What about recovery conflicts? Index vacuuming WAL records don't
require their own latestRemovedXid field, since they can rely on
earlier XLOG_HEAP2_PRUNE records instead. Since the TIDs that index
vacuuming removes always point to LP_DEAD items in the heap, it's safe
to lean on that.

> In fact, I'm
> thinking we might want to go even further and try to prevent even hint
> bit changes to the page during the first pass, especially because now
> we have checksums and wal_log_hints. If our vacuum cost settings are
> to believed (and I am not sure that they are) dirtying a page is 10
> times as expensive as reading one from the disk. So on a large table,
> we're paying 44 vacuum cost units per heap page vacuumed twice, when
> we could be paying only 24 such cost units. What a bargain!

In practice HOT generally works well enough that the number of heap
pages that prune significantly exceeds the subset that are also
vacuumed during the second pass over the heap -- at least when heap
fill factor has been tuned (which might be rare). The latter category
of pages is not reported on by the enhanced autovacuum logging added
to Postgres 14, so you might be able to get some sense of how this
works by looking at that.

> Could we have our cake and eat it too by updating the FSM with
> the amount of free space that the page WOULD have if we pruned it, but
> not actually do so?

Did you ever notice that VACUUM records free space after *it* prunes,
using its own horizon? With a long running VACUUM operation, where
unremoved "recently dead" tuples are common, it's possible that the
amount of free space that's effectively available (available to every
other backend) is significantly higher. And so we already record
"subjective amounts of free space" -- though not necessarily by
design.

> I'm thinking about this because of the "decoupling table and index
> vacuuming" thread, which I was discussing with Dilip this morning. In
> a world where table vacuuming and index vacuuming are decoupled, it
> feels like we want to have only one kind of heap vacuum. It pushes us
> in the direction of unifying the first and second pass, and doing all
> the cleanup work at once. However, I don't know that we want to use
> the approach described there in all cases. For a small table that is,
> let's just say, not part of any partitioning hierarchy, I'm not sure
> that using the conveyor belt approach makes a lot of sense, because
> the total amount of work we want to do is so small that we should just
> get it over with and not clutter up the disk with more conveyor belt
> forks -- especially for people who have large numbers of small tables,
> the inode consumption could be a real issue.
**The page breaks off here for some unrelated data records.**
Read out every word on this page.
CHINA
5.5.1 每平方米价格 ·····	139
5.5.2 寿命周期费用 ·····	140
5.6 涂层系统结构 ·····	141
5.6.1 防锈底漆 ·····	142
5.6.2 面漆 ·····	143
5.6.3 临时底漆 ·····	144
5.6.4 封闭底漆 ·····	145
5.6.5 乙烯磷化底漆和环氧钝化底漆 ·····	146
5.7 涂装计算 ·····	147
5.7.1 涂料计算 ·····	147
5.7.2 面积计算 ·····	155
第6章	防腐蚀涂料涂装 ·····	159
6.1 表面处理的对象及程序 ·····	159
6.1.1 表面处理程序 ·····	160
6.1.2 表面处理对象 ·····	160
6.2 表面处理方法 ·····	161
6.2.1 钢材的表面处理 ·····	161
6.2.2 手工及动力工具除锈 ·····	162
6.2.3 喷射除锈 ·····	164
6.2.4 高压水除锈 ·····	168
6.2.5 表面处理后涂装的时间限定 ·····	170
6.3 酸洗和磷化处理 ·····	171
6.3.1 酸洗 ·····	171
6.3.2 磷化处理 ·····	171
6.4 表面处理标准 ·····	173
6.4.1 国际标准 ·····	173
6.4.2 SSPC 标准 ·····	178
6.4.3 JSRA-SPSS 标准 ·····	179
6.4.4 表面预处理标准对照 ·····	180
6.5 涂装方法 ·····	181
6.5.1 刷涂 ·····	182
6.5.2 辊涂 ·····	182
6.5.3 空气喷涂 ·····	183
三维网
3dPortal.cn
I'm not sure that what you're proposing here is the best way to go
about it, but let's assume for a moment that it is. Can't you just
simulate the conveyor belt approach, without needing a relation fork?
Just store the same information in memory, accessed using the same
interface, with a spillover path?

Ideally VACUUM will be able to use the conveyor belt for any table.
Whether or not it actually happens should be decided at the latest
possible point during VACUUM, based on considerations about the actual
number of dead items that we now need to remove from indexes, as well
as metadata from any preexisting conveyor belt.